For guidance on HbA1c targets for women with type 2 diabetes who are pregnant or planning to become pregnant, see the NICE guideline on diabetes in pregnancy. [2015]

etc....
 
It would be nice to see a DSN or even a DN as last time I had a face-to-face back in February it was with a healthcare assistant who had just been transferred from an elderly person ward in a hospital. She didn't have a clue, she was unable to answer any questions I put to her and when I asked if there was anybody that could I was told that they didn't have anyone qualified available.

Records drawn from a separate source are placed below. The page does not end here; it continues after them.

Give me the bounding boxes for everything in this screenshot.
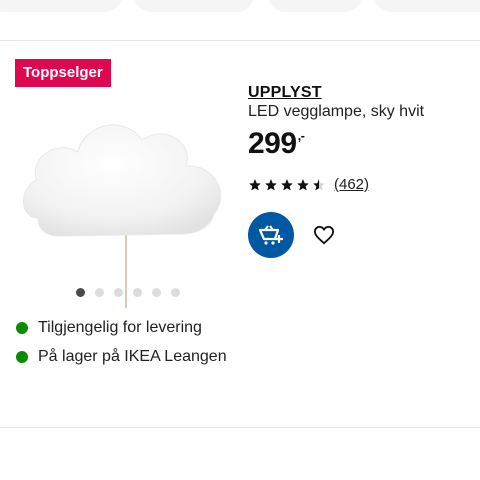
product-name[interactable]: UPPLYST	[248, 84, 322, 102]
bestseller-badge: Toppselger	[15, 59, 111, 87]
carousel-dot[interactable]	[114, 288, 123, 297]
cloud-shape	[23, 124, 222, 237]
product-price: 299,-	[248, 127, 305, 161]
filter-pill[interactable]	[268, 0, 362, 12]
filter-pill[interactable]	[374, 0, 480, 12]
add-to-cart-icon	[258, 225, 283, 245]
delivery-availability: Tilgjengelig for levering	[16, 319, 202, 337]
carousel-dot[interactable]	[152, 288, 161, 297]
star-icon	[249, 178, 261, 190]
in-stock-indicator	[16, 322, 28, 334]
star-rating	[248, 178, 326, 192]
filter-bar	[0, 0, 480, 41]
product-image[interactable]	[16, 68, 236, 318]
heart-icon	[313, 225, 335, 245]
carousel-dot[interactable]	[171, 288, 180, 297]
filter-pill[interactable]	[134, 0, 254, 12]
in-stock-indicator	[16, 351, 28, 363]
favorite-button[interactable]	[306, 217, 342, 253]
carousel-dot[interactable]	[76, 288, 85, 297]
store-availability: På lager på IKEA Leangen	[16, 348, 227, 366]
rating[interactable]: (462)	[248, 176, 369, 193]
star-icon	[265, 178, 277, 190]
add-to-cart-button[interactable]	[248, 212, 294, 258]
carousel-dot[interactable]	[133, 288, 142, 297]
half-star-icon	[313, 178, 325, 190]
filter-pill[interactable]	[0, 0, 122, 12]
price-value: 299	[248, 127, 297, 160]
review-count-link[interactable]: (462)	[334, 176, 369, 193]
image-carousel-dots	[76, 288, 180, 297]
price-suffix: ,-	[297, 128, 305, 143]
product-description: LED vegglampe, sky hvit	[248, 103, 425, 120]
availability-text: På lager på IKEA Leangen	[38, 348, 227, 365]
star-icon	[281, 178, 293, 190]
carousel-dot[interactable]	[95, 288, 104, 297]
availability-text: Tilgjengelig for levering	[38, 319, 202, 336]
star-icon	[297, 178, 309, 190]
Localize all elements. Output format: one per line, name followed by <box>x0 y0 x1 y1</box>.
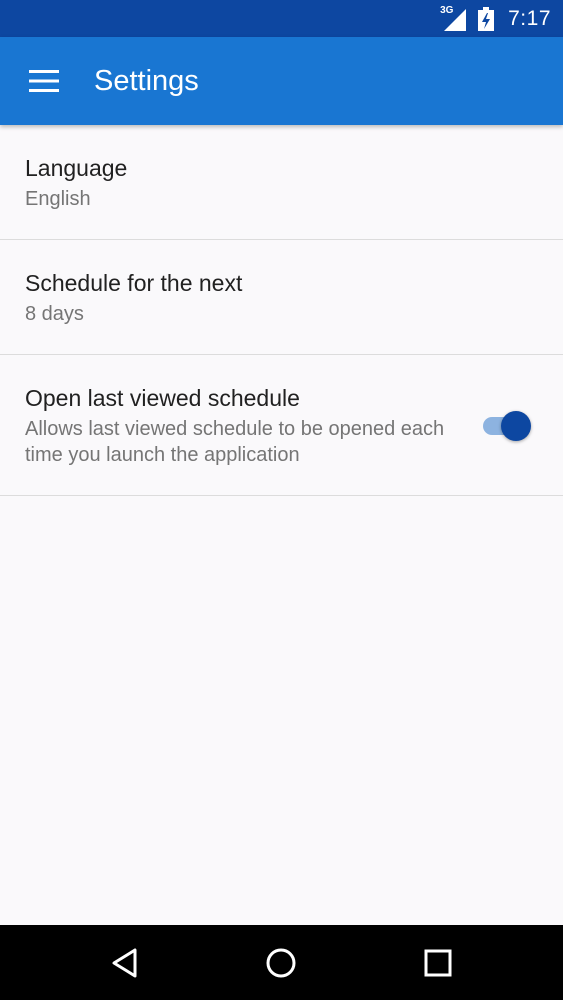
recents-icon <box>424 949 452 976</box>
back-icon <box>112 948 137 977</box>
schedule-range-summary: 8 days <box>25 303 84 325</box>
language-summary: English <box>25 188 91 210</box>
menu-button[interactable] <box>0 37 88 125</box>
schedule-range-preference[interactable]: Schedule for the next 8 days <box>0 240 563 355</box>
network-type-label: 3G <box>440 4 454 16</box>
network-indicator: 3G <box>440 4 467 31</box>
navigation-bar <box>0 925 563 1000</box>
toggle-thumb <box>501 411 531 441</box>
page-title: Settings <box>94 64 199 97</box>
battery-icon <box>478 6 495 31</box>
app-bar: Settings <box>0 37 563 125</box>
menu-icon <box>29 70 59 92</box>
language-title: Language <box>25 155 128 181</box>
language-preference[interactable]: Language English <box>0 125 563 240</box>
home-icon <box>266 948 296 977</box>
open-last-schedule-toggle[interactable] <box>483 411 533 441</box>
open-last-schedule-title: Open last viewed schedule <box>25 385 300 411</box>
open-last-schedule-summary: Allows last viewed schedule to be opened… <box>25 418 445 466</box>
open-last-schedule-preference[interactable]: Open last viewed schedule Allows last vi… <box>0 355 563 496</box>
recents-button[interactable] <box>398 925 478 1000</box>
status-bar: 3G 7:17 <box>0 0 563 37</box>
schedule-range-title: Schedule for the next <box>25 270 243 296</box>
clock: 7:17 <box>508 6 551 30</box>
home-button[interactable] <box>241 925 321 1000</box>
preferences-list: Language English Schedule for the next 8… <box>0 125 563 925</box>
back-button[interactable] <box>85 925 165 1000</box>
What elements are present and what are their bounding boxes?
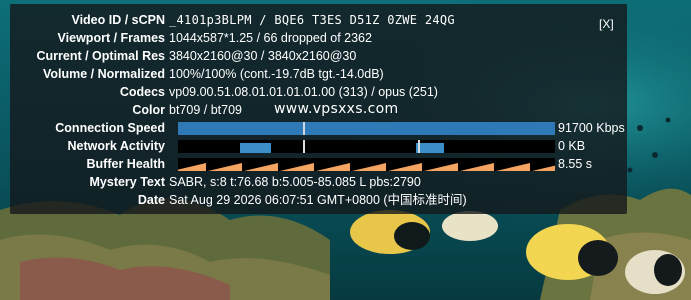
connection-speed-marker	[303, 122, 305, 135]
stats-for-nerds-panel: [X] Video ID / sCPN _4101p3BLPM / BQE6 T…	[10, 4, 627, 214]
row-volume: Volume / Normalized 100%/100% (cont.-19.…	[10, 65, 627, 83]
network-activity-value: 0 KB	[558, 139, 586, 153]
video-id-label: Video ID / sCPN	[71, 13, 165, 27]
row-date: Date Sat Aug 29 2026 06:07:51 GMT+0800 (…	[10, 191, 627, 209]
network-activity-burst	[416, 143, 444, 153]
connection-speed-label: Connection Speed	[55, 121, 165, 135]
resolution-value: 3840x2160@30 / 3840x2160@30	[169, 49, 357, 63]
viewport-label: Viewport / Frames	[57, 31, 165, 45]
buffer-health-ramp	[178, 163, 555, 171]
buffer-health-sawtooth	[178, 163, 555, 171]
connection-speed-value: 91700 Kbps	[558, 121, 625, 135]
date-value: Sat Aug 29 2026 06:07:51 GMT+0800 (中国标准时…	[169, 193, 467, 207]
mystery-text-value: SABR, s:8 t:76.68 b:5.005-85.085 L pbs:2…	[169, 175, 421, 189]
network-activity-marker	[418, 140, 420, 153]
row-video-id: Video ID / sCPN _4101p3BLPM / BQE6 T3ES …	[10, 11, 627, 29]
network-activity-marker	[303, 140, 305, 153]
network-activity-burst	[240, 143, 271, 153]
viewport-value: 1044x587*1.25 / 66 dropped of 2362	[169, 31, 372, 45]
connection-speed-bar	[178, 122, 555, 135]
row-codecs: Codecs vp09.00.51.08.01.01.01.01.00 (313…	[10, 83, 627, 101]
color-value: bt709 / bt709	[169, 103, 242, 117]
date-label: Date	[137, 193, 165, 207]
network-activity-graph	[178, 140, 555, 153]
buffer-health-label: Buffer Health	[86, 157, 165, 171]
row-mystery-text: Mystery Text SABR, s:8 t:76.68 b:5.005-8…	[10, 173, 627, 191]
color-label: Color	[132, 103, 165, 117]
video-id-value: _4101p3BLPM / BQE6 T3ES D51Z 0ZWE 24QG	[169, 13, 455, 27]
resolution-label: Current / Optimal Res	[36, 49, 166, 63]
volume-value: 100%/100% (cont.-19.7dB tgt.-14.0dB)	[169, 67, 384, 81]
codecs-value: vp09.00.51.08.01.01.01.01.00 (313) / opu…	[169, 85, 438, 99]
codecs-label: Codecs	[119, 85, 165, 99]
mystery-text-label: Mystery Text	[89, 175, 166, 189]
row-viewport: Viewport / Frames 1044x587*1.25 / 66 dro…	[10, 29, 627, 47]
connection-speed-graph	[178, 122, 555, 135]
buffer-health-graph	[178, 158, 555, 171]
row-resolution: Current / Optimal Res 3840x2160@30 / 384…	[10, 47, 627, 65]
buffer-health-value: 8.55 s	[558, 157, 593, 171]
network-activity-label: Network Activity	[67, 139, 165, 153]
volume-label: Volume / Normalized	[42, 67, 165, 81]
watermark-text: www.vpsxxs.com	[274, 101, 399, 117]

And to add insult to injury, in the report she made afterward I was described as being 'frail'. which I don't consider I am. I'm presently trying to get back to hospital care for my T2 as I have no faith in my surgery.
.
 
My GP surgery website has a pages under Self Care about diabetes which goes through the basics, symptoms etc and then directs people to the NHS web site and also points people to the Diabetes UK site.
 
I'm seeing/speaking with one though I'm still in the new phase and not sure if she'd be a specialist or the practice expert - had foot checks in early August and due a chat with her around the end of next weeks for blood test results for a test at the beginning of the week primarily to see if statins are helping. She also referred me for and I'm waiting for a face-to-face intro course, I could have had an online zoom/teams one already but opted for in-person. She seems very on the ball and has provided maybe not better but more specific and useful information than the GP though overall I'm very happy with both.
 
A passing observation: DN is often used within the NHS as an abbreviation for District Nurse, who is unlikely to have any Diabetes specialisation - other than those patients a District Nurse might routinely be visiting at home. We frequently use DN a bit inappropriately here on the forum.
Apologies.. I'm still learning all the terms.